I pulled up. Circled low. The road was deeply rutted. Like it would bury the right main gear up to the strut. Nice one, Hig. Be a long walk back to anywhere.

That’s not it. Just. I mean pussy whipped at a thousand feet. I realized, laughing, that it could’ve been men, or a hag. It was this new relationship to a person of any gender: that I was under no obligation to kill them. Or let Bangley kill them. I mean this was their house, not mine. I was the visitor.

Amazing how not having to kill someone frees up a relationship generally. Despite the fact that Gramps tried to kill
me
. Well. Bygones. I could walk down in there and shoot him or not, which was liberating. Or them. Could’ve been a whole platoon in the house or somewhere hidden just waiting for me. I circled low twice and mapped the rutted road carefully, where the ditch
started, where ended, marked it with bushes and gaps. Could they hear me a mile away in the canyon? Probably. Probably right now they were lining up twelve gauge shells on the rock windowsill, probably she was shaking loose her hair, unbuttoning her shirt, and waiting to bait me in range like a Siren.

Hig!

Focus Hig, breathe. Say 10-4.

10-4.

Focus on the little things. Stay alive.

10 fucking 4.

I would’ve skipped the rutted track and put down right in the sage meadow but I did not have tundra tires and a rock hidden in the brush could snap a wheel off. Better the known danger etc. Made sure I could see a few feet either side of the ruts because I was going to have to put one wheel on the center hump and the other thwacking through the edge of the bushes. Then I decided to not be stingy. The landing was gonna have to be precise within inches. Better to know exactly how the wind was blowing.

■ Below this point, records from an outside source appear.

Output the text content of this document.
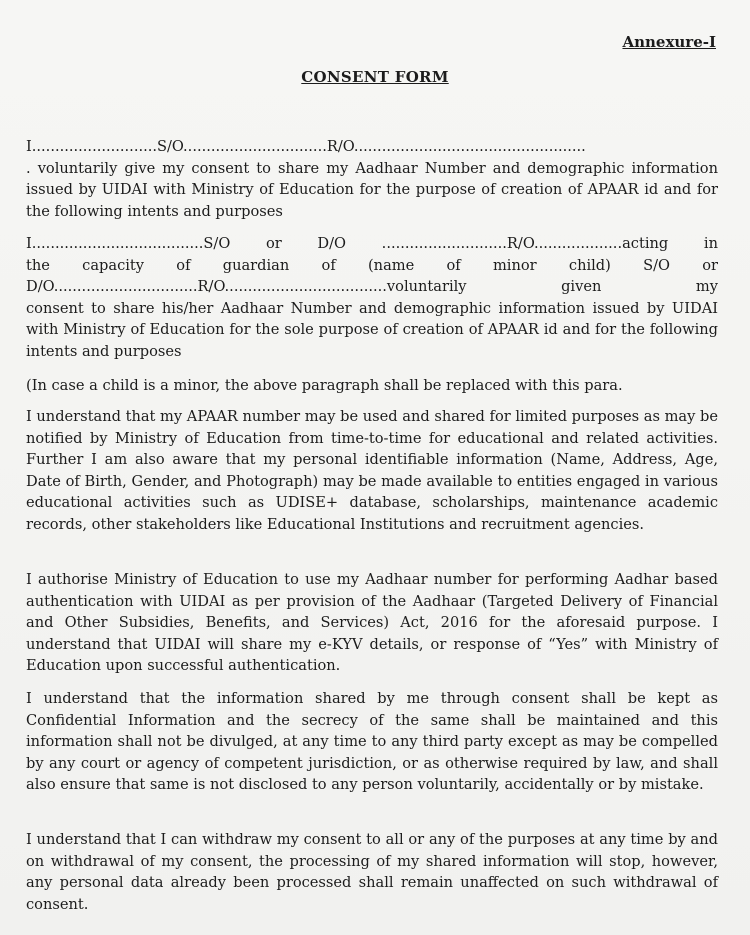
Annexure-I
CONSENT FORM
I...........................S/O...............................R/O..................................................
. voluntarily give my consent to share my Aadhaar Number and demographic information issued by UIDAI with Ministry of Education for the purpose of creation of APAAR id and for the following intents and purposes
I.....................................S/O or D/O ...........................R/O...................acting in
the capacity of guardian of (name of minor child) S/O or
D/O...............................R/O...................................voluntarily given my
consent to share his/her Aadhaar Number and demographic information issued by UIDAI with Ministry of Education for the sole purpose of creation of APAAR id and for the following intents and purposes

(In case a child is a minor, the above paragraph shall be replaced with this para.

I understand that my APAAR number may be used and shared for limited purposes as may be notified by Ministry of Education from time-to-time for educational and related activities. Further I am also aware that my personal identifiable information (Name, Address, Age, Date of Birth, Gender, and Photograph) may be made available to entities engaged in various educational activities such as UDISE+ database, scholarships, maintenance academic records, other stakeholders like Educational Institutions and recruitment agencies.

I authorise Ministry of Education to use my Aadhaar number for performing Aadhar based authentication with UIDAI as per provision of the Aadhaar (Targeted Delivery of Financial and Other Subsidies, Benefits, and Services) Act, 2016 for the aforesaid purpose. I understand that UIDAI will share my e-KYV details, or response of “Yes” with Ministry of Education upon successful authentication.

I understand that the information shared by me through consent shall be kept as Confidential Information and the secrecy of the same shall be maintained and this information shall not be divulged, at any time to any third party except as may be compelled by any court or agency of competent jurisdiction, or as otherwise required by law, and shall also ensure that same is not disclosed to any person voluntarily, accidentally or by mistake.

I understand that I can withdraw my consent to all or any of the purposes at any time by and on withdrawal of my consent, the processing of my shared information will stop, however, any personal data already been processed shall remain unaffected on such withdrawal of consent.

I pulled up, gained three hundred feet, and dabbed the side of my face with a corner of Jasper’s quilt. Then reached down between the seat to a little wood box I kept there and pulled the tab of a smoke bomb with my teeth and dropped it out the window. The thick orange plume boiled out of it and trailed after.

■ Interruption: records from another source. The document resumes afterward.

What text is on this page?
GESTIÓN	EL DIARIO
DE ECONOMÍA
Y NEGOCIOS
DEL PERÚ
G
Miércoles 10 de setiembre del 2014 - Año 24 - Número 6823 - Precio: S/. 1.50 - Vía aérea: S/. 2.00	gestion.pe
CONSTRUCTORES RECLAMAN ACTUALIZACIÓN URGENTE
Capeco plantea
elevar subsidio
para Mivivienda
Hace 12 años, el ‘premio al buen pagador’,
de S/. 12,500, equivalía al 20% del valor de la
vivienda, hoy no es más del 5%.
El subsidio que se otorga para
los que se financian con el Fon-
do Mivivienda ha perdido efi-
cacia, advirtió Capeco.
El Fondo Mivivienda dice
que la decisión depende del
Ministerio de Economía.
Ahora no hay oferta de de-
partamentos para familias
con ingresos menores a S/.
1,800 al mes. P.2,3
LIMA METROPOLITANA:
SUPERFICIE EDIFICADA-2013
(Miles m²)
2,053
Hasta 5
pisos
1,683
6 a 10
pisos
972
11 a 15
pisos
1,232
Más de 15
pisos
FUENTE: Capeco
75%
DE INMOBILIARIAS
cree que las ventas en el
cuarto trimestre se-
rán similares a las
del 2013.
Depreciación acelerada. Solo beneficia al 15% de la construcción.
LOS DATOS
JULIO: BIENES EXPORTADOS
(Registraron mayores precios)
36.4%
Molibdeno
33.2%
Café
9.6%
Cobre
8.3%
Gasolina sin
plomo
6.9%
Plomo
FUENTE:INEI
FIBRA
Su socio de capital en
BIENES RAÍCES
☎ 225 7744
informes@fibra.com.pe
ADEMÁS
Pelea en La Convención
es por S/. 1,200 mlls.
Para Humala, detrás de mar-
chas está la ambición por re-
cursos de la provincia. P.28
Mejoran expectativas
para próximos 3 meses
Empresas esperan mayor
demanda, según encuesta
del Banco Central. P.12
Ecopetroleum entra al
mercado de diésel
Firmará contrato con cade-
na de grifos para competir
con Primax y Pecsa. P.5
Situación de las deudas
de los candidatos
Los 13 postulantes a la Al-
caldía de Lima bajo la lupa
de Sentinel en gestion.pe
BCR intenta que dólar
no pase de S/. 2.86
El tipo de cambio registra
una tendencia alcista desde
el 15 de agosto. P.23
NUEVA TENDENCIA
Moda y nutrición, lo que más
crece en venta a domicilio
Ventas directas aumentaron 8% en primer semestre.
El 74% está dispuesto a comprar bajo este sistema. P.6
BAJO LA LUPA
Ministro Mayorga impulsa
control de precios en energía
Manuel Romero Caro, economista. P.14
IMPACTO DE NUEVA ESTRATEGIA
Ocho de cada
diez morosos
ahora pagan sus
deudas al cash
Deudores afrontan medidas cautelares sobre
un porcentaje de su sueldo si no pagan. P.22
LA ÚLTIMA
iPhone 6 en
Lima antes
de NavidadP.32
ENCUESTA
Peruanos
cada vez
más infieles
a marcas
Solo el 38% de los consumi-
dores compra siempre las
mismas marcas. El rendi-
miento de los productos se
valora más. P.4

Landed twenty feet from the road and blew low and stiff east-northeast.

Damn, that was a bright idea. Good strong late morning crosswind could’ve messed with my plan. What else was I forgetting?

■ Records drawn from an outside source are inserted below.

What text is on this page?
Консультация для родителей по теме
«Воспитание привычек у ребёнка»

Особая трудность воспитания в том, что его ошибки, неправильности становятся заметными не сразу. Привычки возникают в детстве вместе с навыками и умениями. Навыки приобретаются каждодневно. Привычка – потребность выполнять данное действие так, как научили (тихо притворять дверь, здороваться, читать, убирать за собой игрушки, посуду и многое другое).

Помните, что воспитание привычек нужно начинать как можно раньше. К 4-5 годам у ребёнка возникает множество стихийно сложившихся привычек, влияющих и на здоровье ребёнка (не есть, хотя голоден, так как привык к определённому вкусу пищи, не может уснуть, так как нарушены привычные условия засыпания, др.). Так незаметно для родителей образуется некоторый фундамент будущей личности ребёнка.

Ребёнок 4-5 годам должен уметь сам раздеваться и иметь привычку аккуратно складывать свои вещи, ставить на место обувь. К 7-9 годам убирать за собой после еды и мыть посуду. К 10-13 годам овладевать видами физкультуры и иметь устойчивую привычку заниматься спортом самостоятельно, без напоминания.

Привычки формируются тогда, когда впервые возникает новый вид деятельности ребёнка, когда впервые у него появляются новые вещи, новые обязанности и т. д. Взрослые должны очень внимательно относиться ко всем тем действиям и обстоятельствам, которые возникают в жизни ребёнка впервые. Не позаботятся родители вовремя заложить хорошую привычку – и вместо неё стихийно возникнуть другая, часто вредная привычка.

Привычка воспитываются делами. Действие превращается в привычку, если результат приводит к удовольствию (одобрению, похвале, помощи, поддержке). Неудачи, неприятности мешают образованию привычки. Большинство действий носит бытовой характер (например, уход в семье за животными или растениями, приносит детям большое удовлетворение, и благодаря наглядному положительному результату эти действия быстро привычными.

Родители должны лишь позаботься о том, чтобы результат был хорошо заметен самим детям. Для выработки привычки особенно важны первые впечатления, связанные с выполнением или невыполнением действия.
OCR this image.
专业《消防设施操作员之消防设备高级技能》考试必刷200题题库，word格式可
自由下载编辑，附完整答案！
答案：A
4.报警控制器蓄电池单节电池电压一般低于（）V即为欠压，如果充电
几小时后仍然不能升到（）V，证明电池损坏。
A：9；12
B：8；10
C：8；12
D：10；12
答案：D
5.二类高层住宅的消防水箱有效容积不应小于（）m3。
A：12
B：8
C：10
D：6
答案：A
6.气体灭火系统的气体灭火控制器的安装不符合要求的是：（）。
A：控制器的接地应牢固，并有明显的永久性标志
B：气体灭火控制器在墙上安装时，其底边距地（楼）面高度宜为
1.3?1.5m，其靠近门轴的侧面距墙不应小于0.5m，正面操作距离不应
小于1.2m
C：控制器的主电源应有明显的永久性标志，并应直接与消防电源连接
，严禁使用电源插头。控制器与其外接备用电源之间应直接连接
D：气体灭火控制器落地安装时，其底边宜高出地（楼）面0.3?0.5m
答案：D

The reason Bangley was still alive was that he never forgot anything. Maybe he remembered a few too many things, a lot of redundancy, he didn’t care. What else did he have to do with his day? It was just occurring to me that maybe the reason I was still alive was that Bangley never forgot anything. Bangley. Husband and father. Farmer. Damn.

Oh, I know. Hig, you forgot that trying to land on a deeply rutted basically a trail in rocky sage country you mostly can’t see through—you forgot that it could clean your clock. Or clean the clock of the Beast which might be the same thing.

Okay, breathe. I came around a last time for final and pulled the bar up for half flaps and pushed down the nose, ruddered hard over for a full slip, and floated sideways into the field.

A bush landing has a way of waking you up. If you weren’t already. Powered off, engine growl to idle, and kicked the Beast straight just before touch down, left wing down low into the wind and the left gear thwacked into the brush loud. I struggled with the gusts. To keep the nose over the left edge of the ditch and not in it. Then the right main gear, the back right wheel hit the mounding dirt between the old wheel tracks and we jerked left. I struggled to keep that tire out of the rut. Must have, because I didn’t feel anything break, just heard the loud rips and tumps and squeals as the thicker sage beat at the plane and held the nose off as long as I could and when it came down there was a merciful clear bald run of low rocks and chewed down grass, thanks bighorn, or whoever,
and the Beast bumped and shook and I shuddered to a stop just before the piñons.

Whew. Breathe. First thought: My paint job. The beautiful Beast scoured with stick lines. Second was: That was way too close. That was fucking dumb. All of it was dumb. If I hadn’t thrown the smoke bomb I would’ve wrecked. I looked at the digital fuel gauge before shutting her down. Just over twelve gallons left. Less than an hour. And less than an hour in the two jugs. Not even close to enough to get back. Dumb. But. I could get to Junction if I could take off with the same luck I had just landed.